Every footstep in the boggy ground was like wading in thick treacle that threatened to pull off his boots at any second. Galloway with his bad ankle must be in agony already, and Banks knew they weren’t going to make it far. But after several minutes, he smelled a stronger stench than anything else they’d encountered, and his gut feeling told him he’d been brought to the right place when they descended into a hollow, and the smell got stronger still.
“Bloody hell, Cap,” Wiggins said quietly. “It smells like shite here.”
“That’s because it is shite,” Banks replied. “Mammoth shite at a guess, and plenty of it.”

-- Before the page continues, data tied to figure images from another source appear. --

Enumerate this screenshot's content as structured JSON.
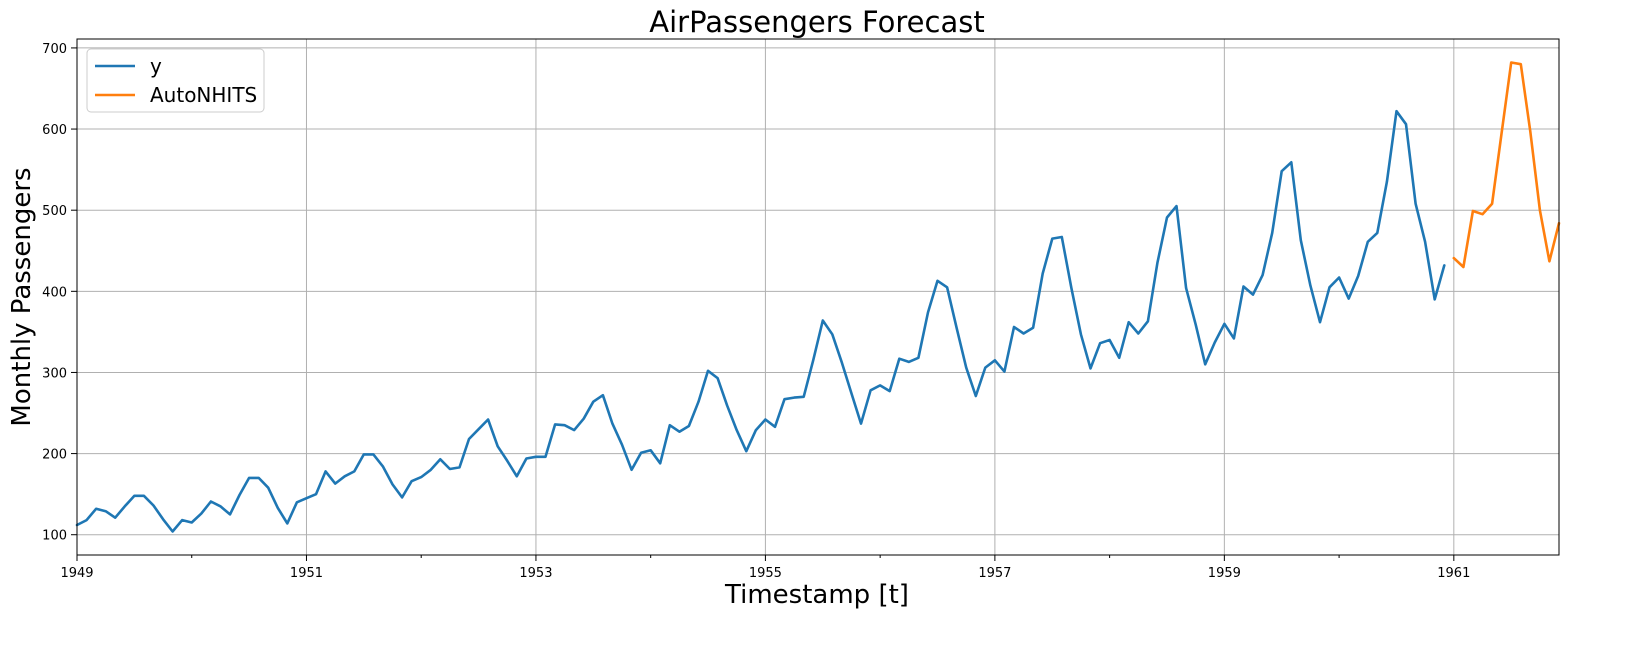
{
  "chart_data": {
    "type": "line",
    "title": "AirPassengers Forecast",
    "xlabel": "Timestamp [t]",
    "ylabel": "Monthly Passengers",
    "xlim": [
      "1949-01",
      "1961-12"
    ],
    "ylim": [
      75,
      711
    ],
    "x_ticks": [
      "1949",
      "1951",
      "1953",
      "1955",
      "1957",
      "1959",
      "1961"
    ],
    "y_ticks": [
      100,
      200,
      300,
      400,
      500,
      600,
      700
    ],
    "grid": true,
    "legend_position": "top-left",
    "series": [
      {
        "name": "y",
        "color": "#1f77b4",
        "start": "1949-01",
        "values": [
          112,
          118,
          132,
          129,
          121,
          135,
          148,
          148,
          136,
          119,
          104,
          118,
          115,
          126,
          141,
          135,
          125,
          149,
          170,
          170,
          158,
          133,
          114,
          140,
          145,
          150,
          178,
          163,
          172,
          178,
          199,
          199,
          184,
          162,
          146,
          166,
          171,
          180,
          193,
          181,
          183,
          218,
          230,
          242,
          209,
          191,
          172,
          194,
          196,
          196,
          236,
          235,
          229,
          243,
          264,
          272,
          237,
          211,
          180,
          201,
          204,
          188,
          235,
          227,
          234,
          264,
          302,
          293,
          259,
          229,
          203,
          229,
          242,
          233,
          267,
          269,
          270,
          315,
          364,
          347,
          312,
          274,
          237,
          278,
          284,
          277,
          317,
          313,
          318,
          374,
          413,
          405,
          355,
          306,
          271,
          306,
          315,
          301,
          356,
          348,
          355,
          422,
          465,
          467,
          404,
          347,
          305,
          336,
          340,
          318,
          362,
          348,
          363,
          435,
          491,
          505,
          404,
          359,
          310,
          337,
          360,
          342,
          406,
          396,
          420,
          472,
          548,
          559,
          463,
          407,
          362,
          405,
          417,
          391,
          419,
          461,
          472,
          535,
          622,
          606,
          508,
          461,
          390,
          432
        ]
      },
      {
        "name": "AutoNHITS",
        "color": "#ff7f0e",
        "start": "1961-01",
        "values": [
          441,
          430,
          499,
          495,
          508,
          595,
          682,
          680,
          597,
          500,
          437,
          484
        ]
      }
    ]
  }
}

“Then let’s get the flock out of here before I spew,” Wiggins replied.
“Nope, get settled, we’re staying put. I’ve seen it in Africa; they use elephant shite, smeared on the houses to keep predators away. And it works.”
“Aye,” Wiggins said. “The lad next door to me in Glasgow used to use dog’s shite to keep his mother-in-law away. That worked too. But I didn’t like it then, and I don’t like it now.”
“Tough,” Banks said. “Just think yourself lucky I don’t order you to roll in it—although it might come to that yet.”
The hollow was little more than an eight-feet-wide, four-feet-deep cavity in the tundra. The bottom was damp, but not any more than the rest of the moorland. Large clumps of darker material, accumulated dung of the mammoth herd, lined the bottom, and some of the walls.
“Cozy,” Hynd said laconically.
“We’ve slept in worse places though,” McCally added.
“And with smellier women too,” Wiggins replied. “Remember Brenda in Belfast?”
“Stow it, lads,” Banks said quietly. “We’re supposed to be hiding, remember?”
Galloway had already sat down in the bottom of the hollow ignoring the cold damp that must already be seeping through his clothes in order to check on the bandages at his ankle. The scientist looked up at Banks and smiled wanly.
“I’ll live—I hope. But I won’t be walking any farther for a while.”
“With any luck, you won’t have to,” Banks replied. “Now, quiet lads, and lights out. Take a sector each, and don’t shoot unless you really need to. Get settled as much as you can. We’ve got a long wait ‘til morning.”
By Banks’ reckoning, the quadrant he’d chosen to stand watch over was the one that faced directly back to the complex, but he saw nothing but fog, still glowing faintly green where the aurora seeped through from above. There was a slight breeze wafting the fog to and fro, sending it swirling at times, but there was no sound now, and nothing to see. If he turned to his left or right, he could just about make out the darker shadows of the other men, Wiggins and Hynd, but when facing forward, it felt like he was lost, alone, in the green glow.
The lack of anything to concentrate on, anything to look at or listen to, meant that it was a struggle to maintain focus. His mind kept slipping away to earlier events of the night, of poor Waterston being squeezed to death, of the mayhem in the cave mouth, of the flight in the dark through the domes, and the bloody battle between lion and Alma. He wondered whether one side had prevailed over the other, and hoped that both sides had taken enough damage to keep them quiet, until morning at least.
That hope was dashed when he heard a distinct, and loud, sniff coming out of the fog, only feet in front of him.